# 2010 Madone 5.9



## relanium (Nov 26, 2009)

I have just purchased a 2010 Madone 5.9 in matte onyx carbon/platinum/placid blue, and its fitted with the standard Bontrager Race Lite Wheels, but I'm wanting to upgrade them to a lighter, faster wheel.... 

I have a choice of either upgrading them with:-
Bontrager Race X Lite Wheels.
or
Mavic 2009 Kysrium SL Wheels.
or
Shimano 7850 CL Dura Ace Clincher Wheels.

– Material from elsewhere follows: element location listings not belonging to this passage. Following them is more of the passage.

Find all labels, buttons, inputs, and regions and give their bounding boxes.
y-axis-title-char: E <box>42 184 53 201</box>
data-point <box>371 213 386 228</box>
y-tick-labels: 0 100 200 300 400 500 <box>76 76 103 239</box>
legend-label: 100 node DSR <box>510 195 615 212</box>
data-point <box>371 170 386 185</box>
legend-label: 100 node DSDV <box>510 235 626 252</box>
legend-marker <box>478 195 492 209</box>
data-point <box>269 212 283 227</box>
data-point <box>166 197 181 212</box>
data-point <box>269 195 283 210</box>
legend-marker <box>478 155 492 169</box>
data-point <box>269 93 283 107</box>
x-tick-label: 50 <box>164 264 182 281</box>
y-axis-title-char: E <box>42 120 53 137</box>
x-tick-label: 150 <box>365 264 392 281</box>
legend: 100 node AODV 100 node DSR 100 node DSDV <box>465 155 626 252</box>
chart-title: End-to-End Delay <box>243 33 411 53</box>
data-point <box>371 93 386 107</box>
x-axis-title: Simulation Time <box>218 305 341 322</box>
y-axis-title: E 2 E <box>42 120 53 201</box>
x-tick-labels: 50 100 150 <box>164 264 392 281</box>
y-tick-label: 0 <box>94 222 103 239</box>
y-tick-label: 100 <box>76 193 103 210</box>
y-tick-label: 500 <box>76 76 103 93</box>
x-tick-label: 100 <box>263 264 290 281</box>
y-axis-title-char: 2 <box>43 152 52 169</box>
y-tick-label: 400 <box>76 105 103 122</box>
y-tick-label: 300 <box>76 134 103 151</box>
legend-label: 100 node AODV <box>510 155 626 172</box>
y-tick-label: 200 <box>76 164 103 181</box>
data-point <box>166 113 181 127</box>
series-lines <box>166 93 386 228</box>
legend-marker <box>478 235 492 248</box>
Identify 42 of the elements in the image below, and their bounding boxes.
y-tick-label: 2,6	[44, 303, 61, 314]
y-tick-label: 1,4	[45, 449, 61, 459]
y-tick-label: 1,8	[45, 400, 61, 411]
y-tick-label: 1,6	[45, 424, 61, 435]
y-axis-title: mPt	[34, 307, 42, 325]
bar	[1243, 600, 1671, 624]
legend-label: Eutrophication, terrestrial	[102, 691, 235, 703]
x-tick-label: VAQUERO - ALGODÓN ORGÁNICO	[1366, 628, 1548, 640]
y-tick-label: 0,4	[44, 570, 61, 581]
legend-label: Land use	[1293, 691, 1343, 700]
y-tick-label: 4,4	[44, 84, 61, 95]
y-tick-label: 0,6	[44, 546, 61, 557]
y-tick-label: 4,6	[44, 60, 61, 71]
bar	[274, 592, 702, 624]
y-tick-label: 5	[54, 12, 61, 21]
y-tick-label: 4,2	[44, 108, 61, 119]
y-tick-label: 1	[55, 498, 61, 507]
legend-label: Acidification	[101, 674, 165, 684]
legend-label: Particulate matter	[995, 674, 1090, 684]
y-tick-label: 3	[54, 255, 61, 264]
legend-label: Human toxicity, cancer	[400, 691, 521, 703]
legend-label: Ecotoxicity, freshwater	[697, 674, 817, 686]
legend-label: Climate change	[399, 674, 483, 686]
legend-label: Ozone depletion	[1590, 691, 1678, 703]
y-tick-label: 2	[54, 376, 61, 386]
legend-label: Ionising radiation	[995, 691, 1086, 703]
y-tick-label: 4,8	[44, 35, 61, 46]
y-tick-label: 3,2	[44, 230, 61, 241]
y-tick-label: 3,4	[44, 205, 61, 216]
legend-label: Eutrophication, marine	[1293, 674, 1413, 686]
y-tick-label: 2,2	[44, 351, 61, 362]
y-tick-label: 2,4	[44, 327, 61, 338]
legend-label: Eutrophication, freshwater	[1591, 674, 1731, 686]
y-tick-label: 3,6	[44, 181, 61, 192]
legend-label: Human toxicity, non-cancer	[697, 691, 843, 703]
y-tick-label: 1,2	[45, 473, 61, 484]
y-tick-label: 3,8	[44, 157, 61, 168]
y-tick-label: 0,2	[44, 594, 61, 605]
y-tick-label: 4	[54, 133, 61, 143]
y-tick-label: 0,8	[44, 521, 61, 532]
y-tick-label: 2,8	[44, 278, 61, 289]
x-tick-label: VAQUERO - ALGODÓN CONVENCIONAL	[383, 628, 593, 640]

Since ive never used any of these wheels can anyone advice me which are probably the best to purchase?

Thanks
John.


----------



## pedalingsquares (Feb 14, 2009)

Dura Ace and you will never look back:thumbsup: :thumbsup:


----------



## jellis25 (Oct 6, 2009)

I would go with the ksyriums. My shop is a dealer and we rarely have anyone complain about them. I have a buddy with 10,000+ miles on his and they are still going strong.


----------



## sf_loft (Oct 5, 2009)

I haven't tried any of the other wheels, but I upgraded my stock bontragers to a Ksyrium SL. Did my research and there will be people who say that for the money you can get something custom made, lighter, and more aerodynamic. All I can say is that they have been around a long time and pretty much held their price. It's not the lightest or most aerodynamic, but for a bomb proof set of wheels you can't go wrong. Probably one of the lightest wheels out there that does not compromise on strength / durability.


----------



## Wheelman55 (Jul 10, 2009)

pedalingsquares said:


> Dura Ace and you will never look back:thumbsup: :thumbsup:


Agree on this one...the best choice here is going with the 7850 CL. These DA wheels have 380 gram rims and are 21mm wide. The rim weight is quite low and the 21mm width maximizes performance with 23mm tires. Shimano puts the weight in their hubs making their wheels spin up easily. These are incredible wheels. If you can get the shop to offer you the 7850 TL (tubeless) version for a good price these are an even nicer ride.


----------